0

I can't really understand why I'm getting overlapping addresses in subnets when they're between the allowed range.

I have the network 192.168.1.0/24, and I have to create 3 subnets:

A - 58 Hosts B - 28 Hosts C - 12 Hosts

Subnet A must be assigned to my R1 E0/0.10 sub interface, while B must be E0/0.20 and C to R2 E0/0

So I first created the subinterface .10 and .20 in R1 with

config t
int e0/0.10
encapsulation dot1q 10
int e0/0.20
encapsulation dot1q 20

Then I calculated the subnet A. If I need 58 hosts, then a 255.255.255.192/26 should be good. The ranges would be from 192.168.1.1 to 192.168.1.62

So I went ahead and added the address to my .10 subint

config t
int e0/0.10
ip add 192.168.1.1 255.255.255.192

And now I'm moving on to subnet B. 28 hosts, so the closest mask would be 255.255.255.224/27, with ranges 192.168.1.1 to 192.168.1.30

But if I try to add the address 192.168.1.2 255.255.255.224, I get the message "192.168.1.0 overlaps with Ethernet 0/0.10"

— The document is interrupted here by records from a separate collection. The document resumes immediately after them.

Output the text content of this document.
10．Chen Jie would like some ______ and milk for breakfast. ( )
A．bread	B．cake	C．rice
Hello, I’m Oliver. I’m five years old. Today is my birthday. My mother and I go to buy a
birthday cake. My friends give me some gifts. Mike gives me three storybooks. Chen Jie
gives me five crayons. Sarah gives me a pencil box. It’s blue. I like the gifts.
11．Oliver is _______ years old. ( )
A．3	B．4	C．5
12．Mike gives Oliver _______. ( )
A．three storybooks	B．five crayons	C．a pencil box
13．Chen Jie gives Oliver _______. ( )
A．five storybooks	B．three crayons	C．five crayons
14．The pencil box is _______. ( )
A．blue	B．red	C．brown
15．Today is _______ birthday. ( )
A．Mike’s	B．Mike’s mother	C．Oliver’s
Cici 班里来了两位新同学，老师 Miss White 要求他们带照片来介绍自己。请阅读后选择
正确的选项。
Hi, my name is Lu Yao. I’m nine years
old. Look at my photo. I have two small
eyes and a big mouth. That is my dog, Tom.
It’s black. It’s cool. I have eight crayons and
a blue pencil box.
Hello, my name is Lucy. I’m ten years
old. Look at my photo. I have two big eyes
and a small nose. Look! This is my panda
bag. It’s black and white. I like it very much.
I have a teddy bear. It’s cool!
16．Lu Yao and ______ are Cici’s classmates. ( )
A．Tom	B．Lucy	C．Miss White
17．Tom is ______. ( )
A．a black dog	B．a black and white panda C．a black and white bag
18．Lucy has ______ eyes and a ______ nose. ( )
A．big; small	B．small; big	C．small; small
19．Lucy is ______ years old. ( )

Why is it mentioning the original network address? How can I avoid this overlap then?

Dasph
  • 135
  • 4
  • 1
    They overlap because *they overlap*. 1-62 (0-63 or 0/26) is one network. 1-30 (0-32 or 0/27) overlaps that network. The next network starts at the end of the /26, so 64-254 (but not in one block -- the most it could be is 64/26 plus 128/25) – Ricky Jul 07 '21 at 01:05
  • So my calculation is wrong? Then what can I do to correct it? – Dasph Jul 07 '21 at 01:25
  • You can either correct the adress no to overlap, or use VRFs – manish ma Jul 07 '21 at 03:15
  • 1
    No. Your understanding of basic subnetting is wrong. (or more accurately, non-existent.) NE is not a place for people to get their homework questions answered. – Ricky Jul 07 '21 at 03:47
  • 1
    Quite frankly I don't care if you're using this site to get homework done or if your IT guy just quit and your boss made you do this because you were the closest thing to another one... The problem here is that you're subnetting the same network in 3 different ways from scratch, whereas you should carry on subnetting the subnet you just calculated (so to speak). I'll write the reply in a bit. – TheRedMetalRooster Jul 07 '21 at 04:09

1 Answers1

2

They're asking you to create 3 different subnets. You're overlapping because rather than carrying on from the 2nd subnet your first operation produced, you're just slicing the same initial net in smaller chunks, so of course they overlap, it's still the same network.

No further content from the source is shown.